Main Street Russellville was one of several programs in Kentucky that the National Main Street Center (NMSC) has announced have achieved national accreditation.
KYMS is administered by the Kentucky Heritage Council/State Historic Preservation Office (KHC), and the center is a division of the National Trust for Historic Preservation.
The other accredited programs are Bellevue Main Street, Carrollton Main Street, Covington Downtown Renaissance, Heart of Danville, Downtown Frankfort Inc., Georgetown Main Street, Guthrie Main Street, Harrodsburg First, Downtown Henderson Partnership, Discover Downtown LaGrange, London Downtown, Maysville Downtown, Discover Downtown Middlesboro Inc., Murray Main Street, New Castle Main Street, Perryville Main Street, Pikeville Main Street, Heart of Scottsville, Shelbyville Development Corporation, Springfield Main Street and Williamsburg Main Street.
Of these, Russellville, LaGrange, Middlesboro, New Castle, Perryville, Pikeville, Scottsville and Williamsburg achieved national accreditation for the first time. Additionally, Kentucky Main Street serves 23 affiliate Main Street programs and three network communities.
Created in 1979, KYMS is the oldest statewide Main Street revitalization program in the nation, based on NMSC’s Four-Point Approach emphasizing organization, promotion, design, and economic restructuring. The goal is to encourage downtown revitalization and economic development within the context of historic preservation. Participation requires local commitment and financial support, with a Main Street manager to administer the program through a volunteer board. KHC provides technical and design assistance, on-site visits, a resource center, national consultants and grant funding.
The national accreditation process evaluates and recognizes local Main Street programs according to 10 performance standards. These include broad-based community support for the commercial district revitalization process from both public and private sectors, a relevant mission statement and comprehensive work plan, paid professional program manager, adequate operating budget and commitment to reporting key statistics.
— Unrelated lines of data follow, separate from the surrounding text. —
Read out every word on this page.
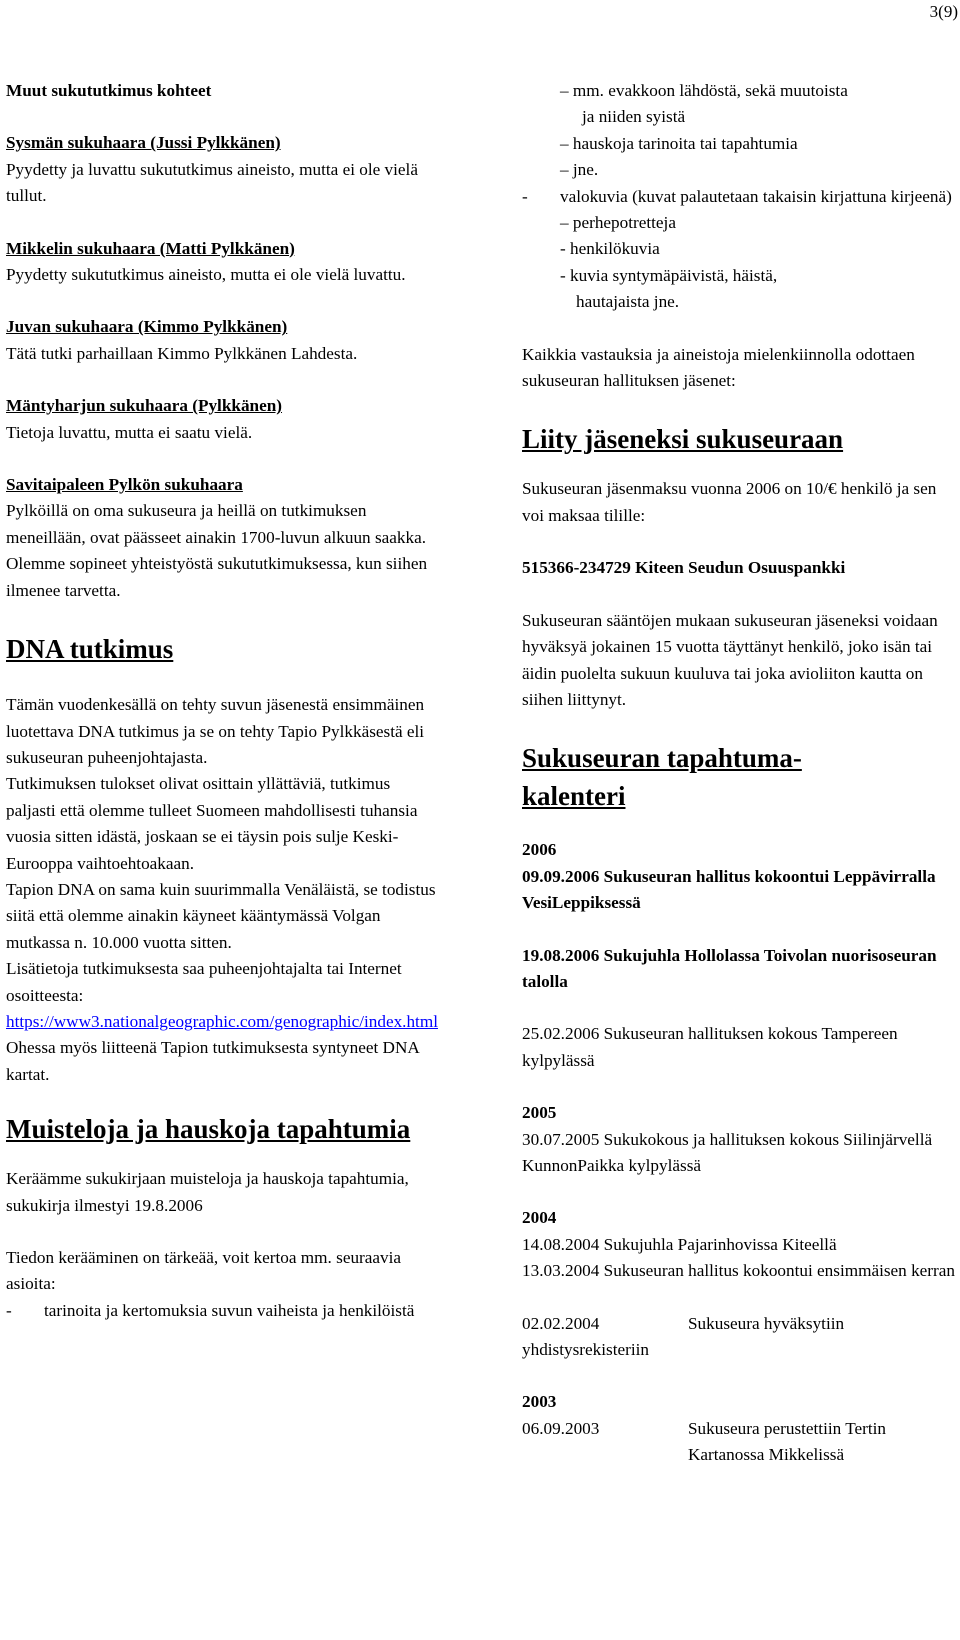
3(9)
Muut sukututkimus kohteet
Sysmän sukuhaara (Jussi Pylkkänen)
Pyydetty ja luvattu sukututkimus aineisto, mutta ei ole vielä tullut.
Mikkelin sukuhaara (Matti Pylkkänen)
Pyydetty sukututkimus aineisto, mutta ei ole vielä luvattu.
Juvan sukuhaara (Kimmo Pylkkänen)
Tätä tutki parhaillaan Kimmo Pylkkänen Lahdesta.
Mäntyharjun sukuhaara (Pylkkänen)
Tietoja luvattu, mutta ei saatu vielä.
Savitaipaleen Pylkön sukuhaara
Pylköillä on oma sukuseura ja heillä on tutkimuksen meneillään, ovat päässeet ainakin 1700-luvun alkuun saakka. Olemme sopineet yhteistyöstä sukututkimuksessa, kun siihen ilmenee tarvetta.
DNA tutkimus
Tämän vuodenkesällä on tehty suvun jäsenestä ensimmäinen luotettava DNA tutkimus ja se on tehty Tapio Pylkkäsestä eli sukuseuran puheenjohtajasta.
Tutkimuksen tulokset olivat osittain yllättäviä, tutkimus paljasti että olemme tulleet Suomeen mahdollisesti tuhansia vuosia sitten idästä, joskaan se ei täysin pois sulje Keski-Eurooppa vaihtoehtoakaan.
Tapion DNA on sama kuin suurimmalla Venäläistä, se todistus siitä että olemme ainakin käyneet kääntymässä Volgan mutkassa n. 10.000 vuotta sitten.
Lisätietoja tutkimuksesta saa puheenjohtajalta tai Internet osoitteesta:
https://www3.nationalgeographic.com/genographic/index.html
Ohessa myös liitteenä Tapion tutkimuksesta syntyneet DNA kartat.
Muisteloja ja hauskoja tapahtumia
Keräämme sukukirjaan muisteloja ja hauskoja tapahtumia, sukukirja ilmestyi 19.8.2006
Tiedon kerääminen on tärkeää, voit kertoa mm. seuraavia asioita:
- tarinoita ja kertomuksia suvun vaiheista ja henkilöistä
– mm. evakkoon lähdöstä, sekä muutoista
ja niiden syistä
– hauskoja tarinoita tai tapahtumia
– jne.
- valokuvia (kuvat palautetaan takaisin kirjattuna kirjeenä)
– perhepotretteja
- henkilökuvia
- kuvia syntymäpäivistä, häistä,
hautajaista jne.
Kaikkia vastauksia ja aineistoja mielenkiinnolla odottaen sukuseuran hallituksen jäsenet:
Liity jäseneksi sukuseuraan
Sukuseuran jäsenmaksu vuonna 2006 on 10/€ henkilö ja sen voi maksaa tilille:
515366-234729 Kiteen Seudun Osuuspankki
Sukuseuran sääntöjen mukaan sukuseuran jäseneksi voidaan hyväksyä jokainen 15 vuotta täyttänyt henkilö, joko isän tai äidin puolelta sukuun kuuluva tai joka avioliiton kautta on siihen liittynyt.
Sukuseuran tapahtuma-
kalenteri
2006
09.09.2006 Sukuseuran hallitus kokoontui Leppävirralla VesiLeppiksessä
19.08.2006 Sukujuhla Hollolassa Toivolan nuorisoseuran talolla
25.02.2006 Sukuseuran hallituksen kokous Tampereen kylpylässä
2005
30.07.2005 Sukukokous ja hallituksen kokous Siilinjärvellä KunnonPaikka kylpylässä
2004
14.08.2004 Sukujuhla Pajarinhovissa Kiteellä
13.03.2004 Sukuseuran hallitus kokoontui ensimmäisen kerran
02.02.2004	Sukuseura hyväksytiin
yhdistysrekisteriin
2003
06.09.2003	Sukuseura perustettiin Tertin Kartanossa Mikkelissä
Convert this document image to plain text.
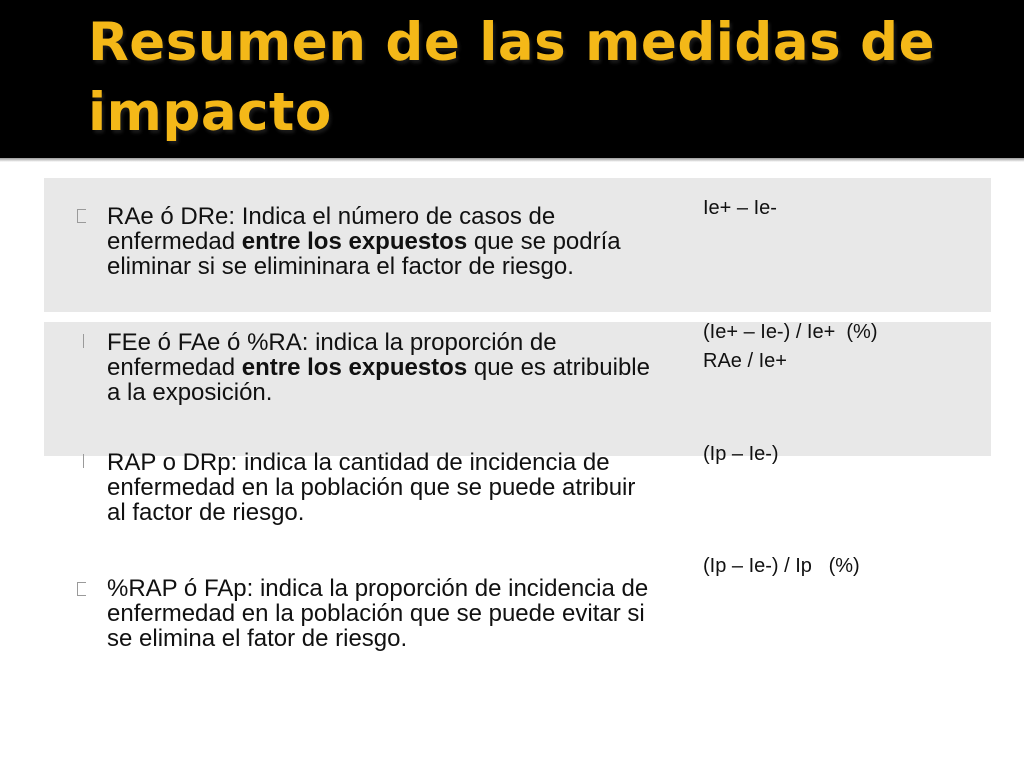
Resumen de las medidas de impacto
RAe ó DRe: Indica el número de casos de enfermedad entre los expuestos que se podría eliminar si se elimininara el factor de riesgo.
FEe ó FAe ó %RA: indica la proporción de enfermedad entre los expuestos que es atribuible a la exposición.
RAP o DRp: indica la cantidad de incidencia de enfermedad en la población que se puede atribuir al factor de riesgo.
%RAP ó FAp: indica la proporción de incidencia de enfermedad en la población que se puede evitar si se elimina el fator de riesgo.
Ie+ – Ie-
(Ie+ – Ie-) / Ie+  (%)
RAe / Ie+
(Ip – Ie-)
(Ip – Ie-) / Ip   (%)
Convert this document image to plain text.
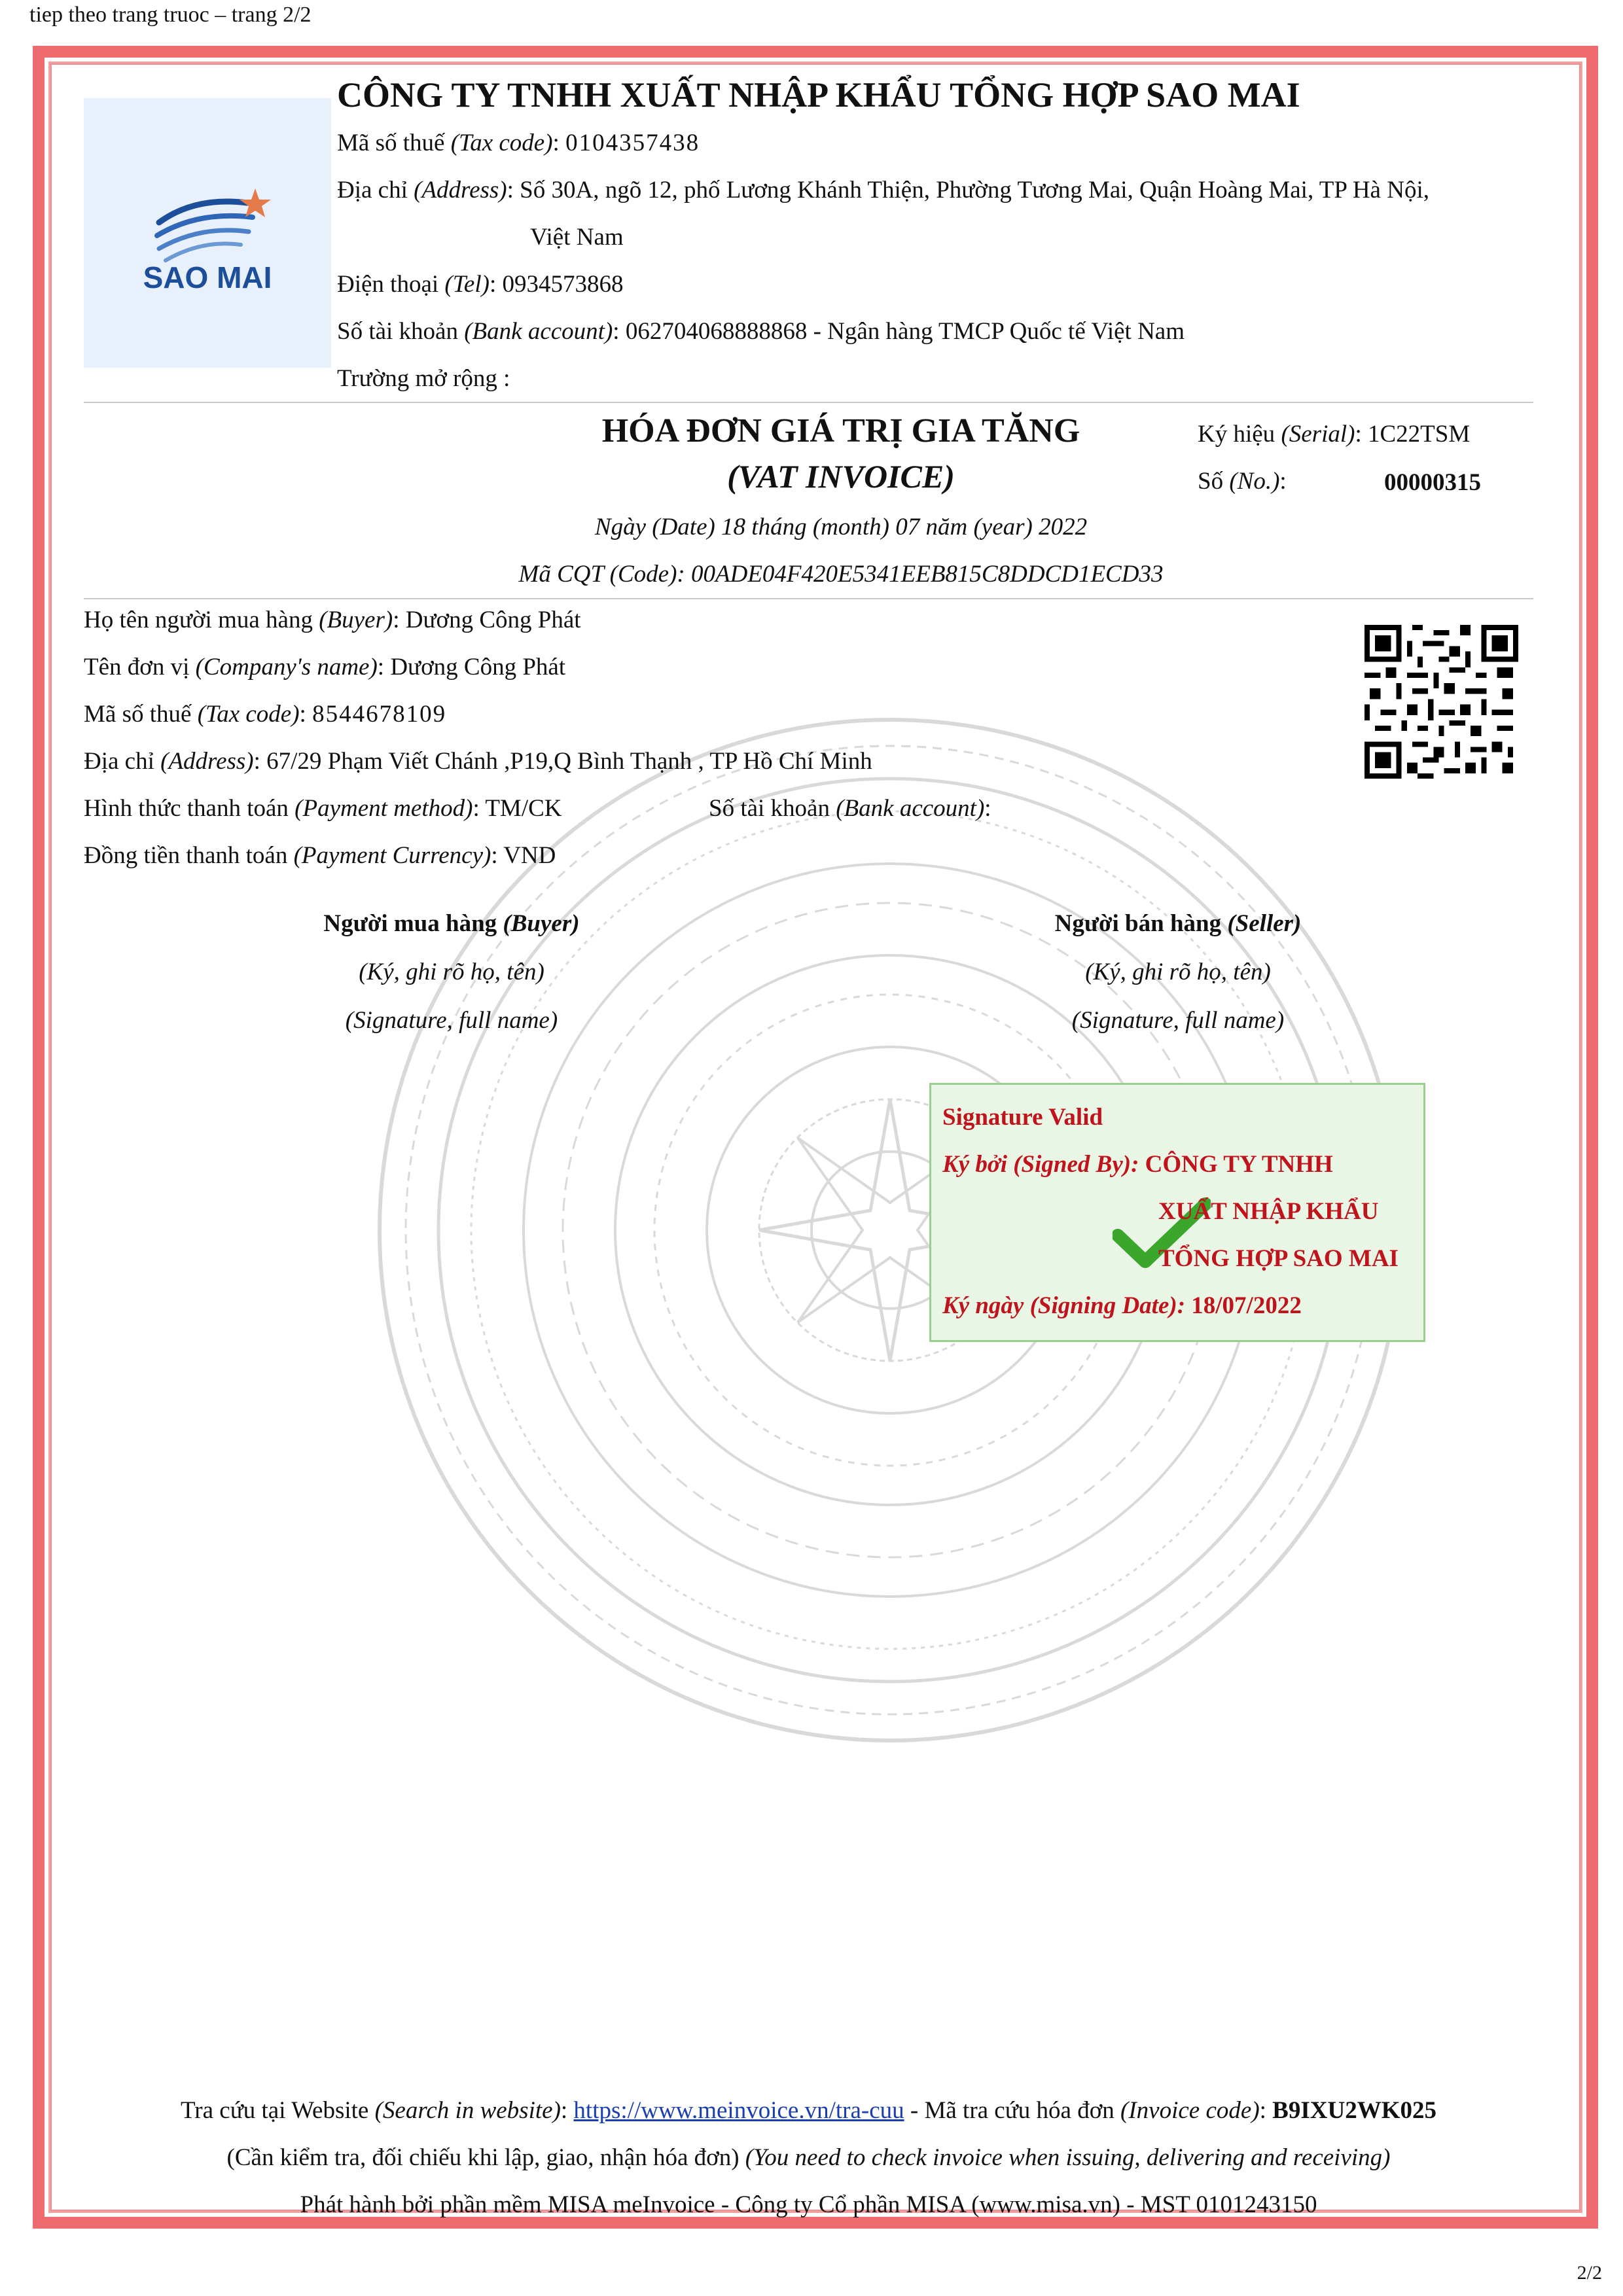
tiep theo trang truoc – trang 2/2
SAO MAI
CÔNG TY TNHH XUẤT NHẬP KHẨU TỔNG HỢP SAO MAI
Mã số thuế (Tax code): 0104357438
Địa chỉ (Address): Số 30A, ngõ 12, phố Lương Khánh Thiện, Phường Tương Mai, Quận Hoàng Mai, TP Hà Nội,
Việt Nam
Điện thoại (Tel): 0934573868
Số tài khoản (Bank account): 062704068888868 - Ngân hàng TMCP Quốc tế Việt Nam
Trường mở rộng :
HÓA ĐƠN GIÁ TRỊ GIA TĂNG
(VAT INVOICE)
Ký hiệu (Serial): 1C22TSM
Số (No.):	00000315
Ngày (Date) 18 tháng (month) 07 năm (year) 2022
Mã CQT (Code): 00ADE04F420E5341EEB815C8DDCD1ECD33
Họ tên người mua hàng (Buyer): Dương Công Phát
Tên đơn vị (Company's name): Dương Công Phát
Mã số thuế (Tax code): 8544678109
Địa chỉ (Address): 67/29 Phạm Viết Chánh ,P19,Q Bình Thạnh , TP Hồ Chí Minh
Hình thức thanh toán (Payment method): TM/CK	Số tài khoản (Bank account):
Đồng tiền thanh toán (Payment Currency): VND
Người mua hàng (Buyer)
(Ký, ghi rõ họ, tên)
(Signature, full name)
Người bán hàng (Seller)
(Ký, ghi rõ họ, tên)
(Signature, full name)
Signature Valid
Ký bởi (Signed By): CÔNG TY TNHH
XUẤT NHẬP KHẨU
TỔNG HỢP SAO MAI
Ký ngày (Signing Date): 18/07/2022
Tra cứu tại Website (Search in website): https://www.meinvoice.vn/tra-cuu - Mã tra cứu hóa đơn (Invoice code): B9IXU2WK025
(Cần kiểm tra, đối chiếu khi lập, giao, nhận hóa đơn) (You need to check invoice when issuing, delivering and receiving)
Phát hành bởi phần mềm MISA meInvoice - Công ty Cổ phần MISA (www.misa.vn) - MST 0101243150
2/2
“This increase is a testament of the commitment these communities have to the Main Street approach, and demonstrates its value,” said Kitty Dougoud, KYMS program administrator. “These local directors and their boards are working really hard to make sure their communities understand how all the components of this comprehensive approach work in tandem to make their downtowns more viable and vibrant.”
At the National Main Streets Conference in Detroit May 18-20, Discover Downtown Middlesboro was also singled out – along with Rawlins, Wyoming – as “Ones to Watch,” cited as “exceptional communities working on very innovative projects, and… poised on the cusp of major transformation.”
According to NSMC, “Discover Downtown Middlesboro has been at the forefront of downtown revitalization since it was founded in 2006, making impressive efforts to recruit public and private support. In 2013, the group secured $136,000 in grants and recorded its highest level of private giving ever. Even more impressive, more than $1.2 million in grants is pending for 2014, and Middlesboro plans to create 1,000 jobs in the next five years.”
A featured speaker at the national conference, noted preservation economist Donovan Rypkema, cited the Main Street revitalization program as “the most cost-effective economic development program in the nation.”
The Kentucky Main Street Program bears this out, with proven success in reversing the economic decline of many downtown commercial districts. Through the Main Street program over three decades, Kentucky can document investment of more than $3.7 billion, leveraged through private and public sources.
In 2013 alone, Kentucky communities reported nearly $122 million total investment, representing, cumulatively, $48.6 million in public investment from all sources, matched by nearly $28.4 million in private investment, as well as 531 net jobs added in Main Street districts and 364 downtown buildings rehabilitated.